VMware just announced a new release of VSAN, version 6.2 and this post will provide you with an overview of what is new in this release. Before we jump into that lets like at a brief history of VSAN so you can see how it has evolved over it’s fairly short life cycle.
- August 2011 – VMware officially becomes a storage vendor with the release of vSphere Storage Appliance 1.0
- August 2012 – VMware CTO Steve Herrod announces new Virtual SAN initiative as part of his VMworld keynote (47:00 mark of this recording)
- September 2012 – VMware releases version 5.1 of their vSphere Storage Appliance
- August 2013 – VMware unveils VSAN as part of VMworld announcements
- September 2013 – VMware releases VSAN public beta
- March 2014 – GA of VSAN 1.0 as part of vSphere 5.5 Update 1
- April 2014 – VMware announces EOA of vSphere Storage Appliance
- Feburary 2015 – VMware releases version 6.0 of VSAN as part of vSphere 6 which includes the follow enhancements: All-flash deployment model, increased scalability to 64 hosts, new on disk format, JBOD support, new vsanSparse snapshot disk type, improved fault domains and improved health monitoring. Read all about it here.
- August 2015 – VMware releases version 6.1 of VSAN which includes the following enhancements: stretched cluster support, vSMP support, enhanced replication and support for 2-node VSAN clusters. Read all about it here.
With this 6.2 release VSAN turns 2 years old and it has come a long way in those two years.

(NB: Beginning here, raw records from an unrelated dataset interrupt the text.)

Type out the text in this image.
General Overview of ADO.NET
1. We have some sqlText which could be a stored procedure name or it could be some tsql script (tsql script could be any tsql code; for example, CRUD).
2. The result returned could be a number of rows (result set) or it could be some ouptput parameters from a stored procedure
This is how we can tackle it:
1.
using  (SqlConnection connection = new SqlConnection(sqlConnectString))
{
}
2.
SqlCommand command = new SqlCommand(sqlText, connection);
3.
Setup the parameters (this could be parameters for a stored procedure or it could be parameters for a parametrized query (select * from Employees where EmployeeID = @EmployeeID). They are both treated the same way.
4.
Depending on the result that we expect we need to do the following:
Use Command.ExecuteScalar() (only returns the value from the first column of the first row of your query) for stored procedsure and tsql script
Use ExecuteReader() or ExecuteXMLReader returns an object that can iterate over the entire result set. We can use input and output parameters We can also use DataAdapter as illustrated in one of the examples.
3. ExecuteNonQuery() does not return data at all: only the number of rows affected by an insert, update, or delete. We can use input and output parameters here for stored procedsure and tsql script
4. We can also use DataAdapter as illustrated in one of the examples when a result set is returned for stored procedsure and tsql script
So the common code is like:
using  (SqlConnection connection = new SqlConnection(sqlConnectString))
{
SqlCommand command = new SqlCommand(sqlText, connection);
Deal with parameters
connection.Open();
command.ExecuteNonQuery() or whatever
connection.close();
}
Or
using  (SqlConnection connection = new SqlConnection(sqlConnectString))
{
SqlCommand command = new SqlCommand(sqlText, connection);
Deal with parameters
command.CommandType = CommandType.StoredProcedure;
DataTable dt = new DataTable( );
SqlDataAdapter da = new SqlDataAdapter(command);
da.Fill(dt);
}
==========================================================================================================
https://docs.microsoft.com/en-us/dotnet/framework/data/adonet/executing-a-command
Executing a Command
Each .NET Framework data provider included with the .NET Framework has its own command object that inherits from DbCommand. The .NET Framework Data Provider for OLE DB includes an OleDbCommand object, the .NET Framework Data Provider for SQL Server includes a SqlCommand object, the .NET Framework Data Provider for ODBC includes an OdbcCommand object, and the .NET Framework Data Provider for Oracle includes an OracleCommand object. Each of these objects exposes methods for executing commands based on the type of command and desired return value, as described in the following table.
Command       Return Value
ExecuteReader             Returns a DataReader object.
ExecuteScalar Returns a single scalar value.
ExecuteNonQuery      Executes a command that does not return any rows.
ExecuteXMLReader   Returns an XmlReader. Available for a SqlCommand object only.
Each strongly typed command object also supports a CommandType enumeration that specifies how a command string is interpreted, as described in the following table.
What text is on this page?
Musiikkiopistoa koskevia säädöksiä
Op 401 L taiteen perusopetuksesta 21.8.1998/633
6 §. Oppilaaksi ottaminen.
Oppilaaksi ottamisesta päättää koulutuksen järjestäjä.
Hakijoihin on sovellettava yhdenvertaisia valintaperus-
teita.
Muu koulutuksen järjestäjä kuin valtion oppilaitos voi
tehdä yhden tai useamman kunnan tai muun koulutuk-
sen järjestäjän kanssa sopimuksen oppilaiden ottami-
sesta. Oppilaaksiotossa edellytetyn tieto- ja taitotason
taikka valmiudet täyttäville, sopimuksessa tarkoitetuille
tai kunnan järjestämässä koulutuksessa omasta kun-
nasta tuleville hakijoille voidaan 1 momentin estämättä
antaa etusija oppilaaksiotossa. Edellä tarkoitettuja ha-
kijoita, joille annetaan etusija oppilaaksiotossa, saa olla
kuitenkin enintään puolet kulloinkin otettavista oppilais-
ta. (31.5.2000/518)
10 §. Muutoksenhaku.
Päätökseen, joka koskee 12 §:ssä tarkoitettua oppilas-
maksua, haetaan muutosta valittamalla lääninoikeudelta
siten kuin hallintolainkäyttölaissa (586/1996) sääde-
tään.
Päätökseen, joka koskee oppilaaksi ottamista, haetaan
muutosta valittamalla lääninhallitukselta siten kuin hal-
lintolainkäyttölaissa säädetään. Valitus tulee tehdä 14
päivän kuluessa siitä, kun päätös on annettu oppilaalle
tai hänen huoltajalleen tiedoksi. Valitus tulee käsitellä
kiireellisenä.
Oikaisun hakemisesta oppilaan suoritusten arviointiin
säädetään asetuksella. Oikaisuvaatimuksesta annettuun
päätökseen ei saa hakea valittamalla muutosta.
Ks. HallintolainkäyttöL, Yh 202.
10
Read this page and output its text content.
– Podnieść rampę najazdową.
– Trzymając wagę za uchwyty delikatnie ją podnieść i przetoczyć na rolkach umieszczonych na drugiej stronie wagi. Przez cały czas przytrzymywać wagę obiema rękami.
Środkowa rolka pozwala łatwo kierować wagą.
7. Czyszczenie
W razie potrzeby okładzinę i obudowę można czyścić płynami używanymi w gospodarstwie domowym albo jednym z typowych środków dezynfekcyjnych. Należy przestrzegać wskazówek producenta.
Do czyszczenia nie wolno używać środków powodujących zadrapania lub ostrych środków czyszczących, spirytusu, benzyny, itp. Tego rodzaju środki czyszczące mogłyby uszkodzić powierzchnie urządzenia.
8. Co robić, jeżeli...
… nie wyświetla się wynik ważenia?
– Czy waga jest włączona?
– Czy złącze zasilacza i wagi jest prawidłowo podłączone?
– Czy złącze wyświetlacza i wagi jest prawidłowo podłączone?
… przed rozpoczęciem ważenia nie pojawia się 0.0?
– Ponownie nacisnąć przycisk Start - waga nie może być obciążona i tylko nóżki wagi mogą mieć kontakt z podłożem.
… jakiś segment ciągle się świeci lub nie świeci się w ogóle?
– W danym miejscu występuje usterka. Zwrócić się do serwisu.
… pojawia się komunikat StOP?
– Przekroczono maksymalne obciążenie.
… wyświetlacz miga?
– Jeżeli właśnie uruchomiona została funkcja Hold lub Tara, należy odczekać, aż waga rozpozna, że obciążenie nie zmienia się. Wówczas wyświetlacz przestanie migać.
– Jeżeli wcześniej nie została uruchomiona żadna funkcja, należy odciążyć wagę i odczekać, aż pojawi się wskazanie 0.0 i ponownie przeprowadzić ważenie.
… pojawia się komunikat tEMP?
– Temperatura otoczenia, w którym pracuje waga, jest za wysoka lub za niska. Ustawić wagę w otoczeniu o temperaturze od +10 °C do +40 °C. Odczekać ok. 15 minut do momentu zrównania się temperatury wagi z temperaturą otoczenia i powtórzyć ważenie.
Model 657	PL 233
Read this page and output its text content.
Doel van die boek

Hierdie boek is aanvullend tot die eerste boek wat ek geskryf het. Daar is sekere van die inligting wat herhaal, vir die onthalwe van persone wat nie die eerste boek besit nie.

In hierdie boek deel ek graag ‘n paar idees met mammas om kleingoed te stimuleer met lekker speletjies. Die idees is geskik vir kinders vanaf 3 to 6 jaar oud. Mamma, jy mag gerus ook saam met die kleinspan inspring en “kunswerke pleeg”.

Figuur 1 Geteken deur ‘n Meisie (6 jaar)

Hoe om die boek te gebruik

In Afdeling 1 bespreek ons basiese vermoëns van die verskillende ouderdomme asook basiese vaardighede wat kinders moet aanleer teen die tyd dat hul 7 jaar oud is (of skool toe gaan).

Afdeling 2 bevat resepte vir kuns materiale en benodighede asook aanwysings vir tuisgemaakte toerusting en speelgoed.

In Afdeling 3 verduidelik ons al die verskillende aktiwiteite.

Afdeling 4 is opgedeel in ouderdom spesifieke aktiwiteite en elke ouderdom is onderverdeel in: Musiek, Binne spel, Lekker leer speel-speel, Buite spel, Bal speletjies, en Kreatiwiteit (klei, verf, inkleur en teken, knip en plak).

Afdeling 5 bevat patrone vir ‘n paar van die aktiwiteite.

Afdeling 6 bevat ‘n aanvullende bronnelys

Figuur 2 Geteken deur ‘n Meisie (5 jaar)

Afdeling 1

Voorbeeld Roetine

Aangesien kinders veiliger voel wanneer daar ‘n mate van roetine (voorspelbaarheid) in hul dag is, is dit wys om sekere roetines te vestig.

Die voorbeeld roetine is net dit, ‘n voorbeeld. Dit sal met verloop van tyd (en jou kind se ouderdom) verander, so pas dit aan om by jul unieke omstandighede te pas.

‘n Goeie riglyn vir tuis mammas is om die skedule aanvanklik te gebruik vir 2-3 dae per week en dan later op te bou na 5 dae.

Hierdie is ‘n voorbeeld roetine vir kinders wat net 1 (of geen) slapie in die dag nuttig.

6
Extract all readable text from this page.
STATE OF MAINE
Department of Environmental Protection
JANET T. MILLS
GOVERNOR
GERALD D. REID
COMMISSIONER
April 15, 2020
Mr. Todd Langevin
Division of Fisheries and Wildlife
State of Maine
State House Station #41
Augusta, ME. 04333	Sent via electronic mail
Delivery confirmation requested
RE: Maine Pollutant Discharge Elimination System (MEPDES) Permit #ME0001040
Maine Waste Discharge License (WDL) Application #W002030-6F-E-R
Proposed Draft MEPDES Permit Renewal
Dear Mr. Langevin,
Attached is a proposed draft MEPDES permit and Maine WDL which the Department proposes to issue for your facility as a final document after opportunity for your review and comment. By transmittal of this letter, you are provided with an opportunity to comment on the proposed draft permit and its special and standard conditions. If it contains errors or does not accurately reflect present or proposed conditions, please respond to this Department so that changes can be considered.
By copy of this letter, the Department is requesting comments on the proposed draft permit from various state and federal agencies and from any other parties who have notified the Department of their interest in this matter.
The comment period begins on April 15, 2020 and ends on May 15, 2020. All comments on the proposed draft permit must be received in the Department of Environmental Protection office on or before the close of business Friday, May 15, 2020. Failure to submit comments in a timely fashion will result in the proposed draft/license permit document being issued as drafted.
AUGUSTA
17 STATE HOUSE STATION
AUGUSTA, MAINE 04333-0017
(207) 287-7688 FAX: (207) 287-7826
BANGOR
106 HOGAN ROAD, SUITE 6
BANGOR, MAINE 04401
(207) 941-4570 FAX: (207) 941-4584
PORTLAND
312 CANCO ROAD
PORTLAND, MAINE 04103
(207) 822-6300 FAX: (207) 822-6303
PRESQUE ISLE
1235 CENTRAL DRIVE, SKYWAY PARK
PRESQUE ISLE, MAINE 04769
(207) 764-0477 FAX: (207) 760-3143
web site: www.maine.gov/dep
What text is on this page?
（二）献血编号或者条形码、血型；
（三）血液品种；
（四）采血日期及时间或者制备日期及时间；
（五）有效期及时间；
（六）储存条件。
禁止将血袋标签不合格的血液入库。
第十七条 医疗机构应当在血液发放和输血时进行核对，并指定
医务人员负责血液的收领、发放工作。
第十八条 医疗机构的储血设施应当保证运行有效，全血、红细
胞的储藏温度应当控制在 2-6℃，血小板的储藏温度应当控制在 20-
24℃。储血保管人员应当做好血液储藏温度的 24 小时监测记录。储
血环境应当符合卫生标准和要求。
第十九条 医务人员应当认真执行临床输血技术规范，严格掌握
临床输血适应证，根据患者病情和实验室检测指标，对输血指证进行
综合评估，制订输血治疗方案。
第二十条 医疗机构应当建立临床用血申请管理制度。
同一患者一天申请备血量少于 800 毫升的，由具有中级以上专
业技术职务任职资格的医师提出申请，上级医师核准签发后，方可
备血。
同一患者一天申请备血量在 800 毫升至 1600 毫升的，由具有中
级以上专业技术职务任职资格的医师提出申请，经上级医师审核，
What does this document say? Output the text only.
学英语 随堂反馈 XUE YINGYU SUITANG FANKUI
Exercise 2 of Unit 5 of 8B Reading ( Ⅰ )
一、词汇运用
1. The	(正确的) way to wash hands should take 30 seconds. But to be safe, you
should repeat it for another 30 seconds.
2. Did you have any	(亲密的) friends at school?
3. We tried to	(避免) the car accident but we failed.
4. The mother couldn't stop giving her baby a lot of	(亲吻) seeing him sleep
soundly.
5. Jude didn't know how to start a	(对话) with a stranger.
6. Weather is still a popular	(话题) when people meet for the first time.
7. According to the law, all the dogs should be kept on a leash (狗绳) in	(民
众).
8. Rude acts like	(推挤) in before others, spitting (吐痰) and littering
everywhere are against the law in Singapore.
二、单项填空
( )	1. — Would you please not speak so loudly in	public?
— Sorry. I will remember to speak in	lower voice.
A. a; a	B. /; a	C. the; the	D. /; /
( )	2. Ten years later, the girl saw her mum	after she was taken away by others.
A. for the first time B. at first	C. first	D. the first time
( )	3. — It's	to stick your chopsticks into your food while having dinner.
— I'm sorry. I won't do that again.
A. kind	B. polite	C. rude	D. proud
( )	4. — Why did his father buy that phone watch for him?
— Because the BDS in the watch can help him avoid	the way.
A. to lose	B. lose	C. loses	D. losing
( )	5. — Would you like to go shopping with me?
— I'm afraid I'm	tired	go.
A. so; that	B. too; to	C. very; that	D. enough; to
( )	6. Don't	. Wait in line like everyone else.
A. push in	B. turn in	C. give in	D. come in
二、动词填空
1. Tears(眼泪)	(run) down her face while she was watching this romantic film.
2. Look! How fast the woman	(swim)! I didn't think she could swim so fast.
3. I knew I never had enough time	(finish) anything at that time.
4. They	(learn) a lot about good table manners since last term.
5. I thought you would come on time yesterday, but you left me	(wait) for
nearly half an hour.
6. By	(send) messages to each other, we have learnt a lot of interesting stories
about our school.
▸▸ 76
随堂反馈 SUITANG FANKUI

Note while VMware has announced VSAN 6.2 it is not yet available, if VMware operates in their traditional manner I suspect you will see it GA sometime in March as part of vSphere 6.0 Update 2. Let’s now dive into what’s new in VSAN version 6.2. After reading this post you should also check out VMware’s What’s New with VMware Virtual SAN 6.2 white paper for more detailed information.
VMware continues to expand the Ecosystem and tweak licensing
VMware is continually trying to expand the market for VSAN and has put a lot of effort into working with hardware partners to expand the ecosystem. You’ll notice a couple key things here that has changed some things that have held them back in the past. The first is a more flexible licensing and support model. In addition VMware is now trying to get VSAN pre-installed on server hardware to make it even easier for customers to deploy it. You’ll see support from Fujitsu, Hitachi and SuperMicro right away on this, I suspect you’ll also see Dell and Cisco at some point, don’t hold your breath for HP Enterprise to do this though.
In VSAN 6.1 licensing will split into Standard and Advanced with the Advanced license getting you the ability to use the All-Flash deployment model. In VSAN 6.2 a new licensing tier is added, Enterprise which provides the ability to use Stretched Clustering and QoS (IOPS Limits). Note the new de-dupe and compression features in VSAN 6.2 are included in Advanced, also current Advanced customers are entitled to get VSAN Enterprise.
You would sure hope so, VMware is now claiming 3,000 VSAN customers. Back in August with the release of VSAN 6.1 they claimed 2,000 customers, so if you do the math they have added 1,000 new VSAN customers in the past 6 months. Not too bad growth but I’m sure VMware would like to see that number a lot higher after 2 years of VSAN GA. VMware is also claiming “More Customers Enable HCI with VMware HCS than Competition”, I’m not sure if I believe that claim, I wonder where they got the numbers that prove it.
We’ll dive into these areas deeper but this gives you the quick overview of what’s new in VSAN 6.2 if you want to do the TL:DR thing. The big things are deduplication and compression, QoS and new RAID levels.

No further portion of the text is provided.